Levinson, D.B., Halverson, T.F., Wilson, S.M., & Fu, R. (2021) Less dropout from prolonged exposure sessions prescribed at least twice weekly: A meta-analysis and systematic review of randomized controlled trials. Journal of Traumatic Stress, 1-13. https://doi.org/10.1002/jts.22822

Discussion Questions

  • How might increasing session frequency reduce treatment obstacles and dropout?
  • When having a collaborative discussion with clients around session frequency, what may be some factors that increase client motivation for twice-weekly sessions? What potential barriers should we be mindful of when asking clients to participate in twice-weekly sessions?
  • What additional research is needed to recommend twice-weekly PE sessions more definitively? 

About the Authors

Daniel Levinson, PhD is a staff psychologist in the VA Healthcare System.  Daniel received his BS from Stanford University and his PhD in Clinical Psychology from the University of Wisconsin-Madison.  His published research addresses topics such as PTSD and mindfulness.
 
Tate Halverson, PhD is an advanced research fellow at the Mid-Atlantic Mental Illness Research, Education, and Clinical Center (MIRECC) at the Durham Veterans Affairs Healthcare System.
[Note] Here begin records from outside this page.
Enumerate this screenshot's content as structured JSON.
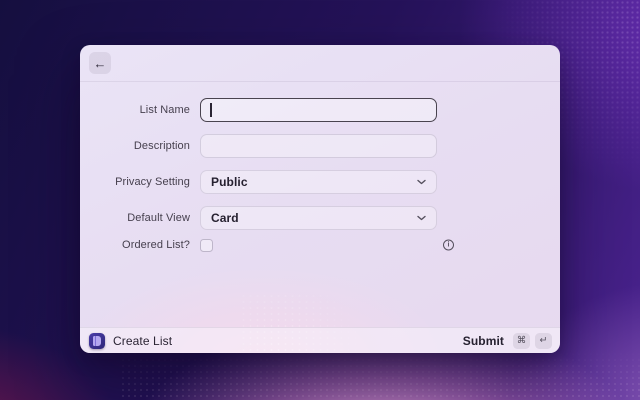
{
  "header": {
    "back_label": "←"
  },
  "form": {
    "fields": [
      {
        "label": "List Name",
        "type": "text",
        "value": "",
        "state": "focused"
      },
      {
        "label": "Description",
        "type": "text",
        "value": ""
      },
      {
        "label": "Privacy Setting",
        "type": "select",
        "value": "Public"
      },
      {
        "label": "Default View",
        "type": "select",
        "value": "Card"
      },
      {
        "label": "Ordered List?",
        "type": "checkbox",
        "checked": false
      }
    ],
    "info_icon_glyph": "i"
  },
  "footer": {
    "app_name": "Create List",
    "submit_label": "Submit",
    "shortcut_keys": [
      "⌘",
      "↵"
    ]
  },
  "colors": {
    "app_icon_bg": "#3a2f93",
    "focus_border": "#49434f",
    "wallpaper_top": "#150f3f",
    "wallpaper_accent_pink": "#e8a6db"
  }
}
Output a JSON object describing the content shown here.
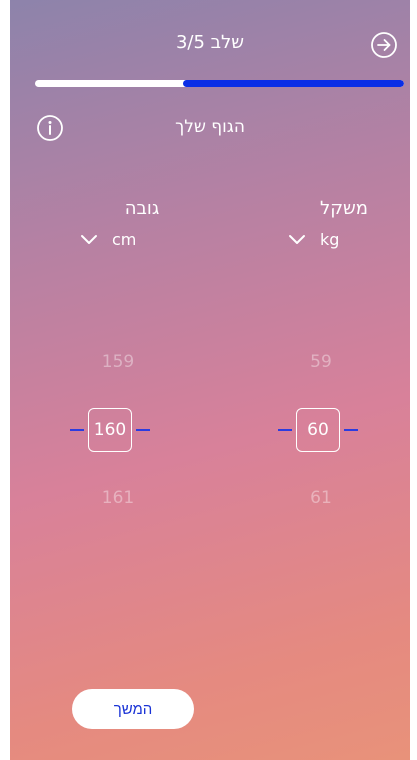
{
  "header": {
    "step_title": "שלב 3/5",
    "progress": 0.6,
    "accent_color": "#0a2ee6",
    "next_icon": "arrow-right-circle-icon"
  },
  "section": {
    "title": "הגוף שלך",
    "info_icon": "info-circle-icon"
  },
  "height": {
    "label": "גובה",
    "unit": "cm",
    "prev": "159",
    "selected": "160",
    "next": "161"
  },
  "weight": {
    "label": "משקל",
    "unit": "kg",
    "prev": "59",
    "selected": "60",
    "next": "61"
  },
  "footer": {
    "continue_label": "המשך"
  }
}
Tate completed her PhD in Clinical Psychology at the University of North Carolina at Chapel Hill. Her research centers on reducing self-directed violence in veterans and individuals with serious mental illness (SMI). 
 
Sarah Wilson, PhD is an investigator in the VA Health Services Research and Development Center of Innovation to Accelerate Discovery and Practice Transformation. She is a practicing psychologist at Durham VA Health Care System and an Assistant Professor at Duke University School of Medicine. Her research focuses on testing and implementation of interventions for substance use, psychological symptoms, and health behavior change in historically oppressed populations, including low-income individuals, sexual- and gender-diverse individuals, and Black, Indigenous, and People of Color (BIPOC).
 
Rongwei (Rochelle) Fu, PhD is a professor of Biostatistics at the Oregon Health & Science University-Portland State university School of Public Health and has more than 250 peer-reviewed publications. She has provided statistical support and methodology development for more than 100 systematic reviews, and led and participated in methods workgroups to develop and update guidance for quantitative synthesis of comparative effectiveness and diagnostic tests for Agency of Healthcare quality and Research.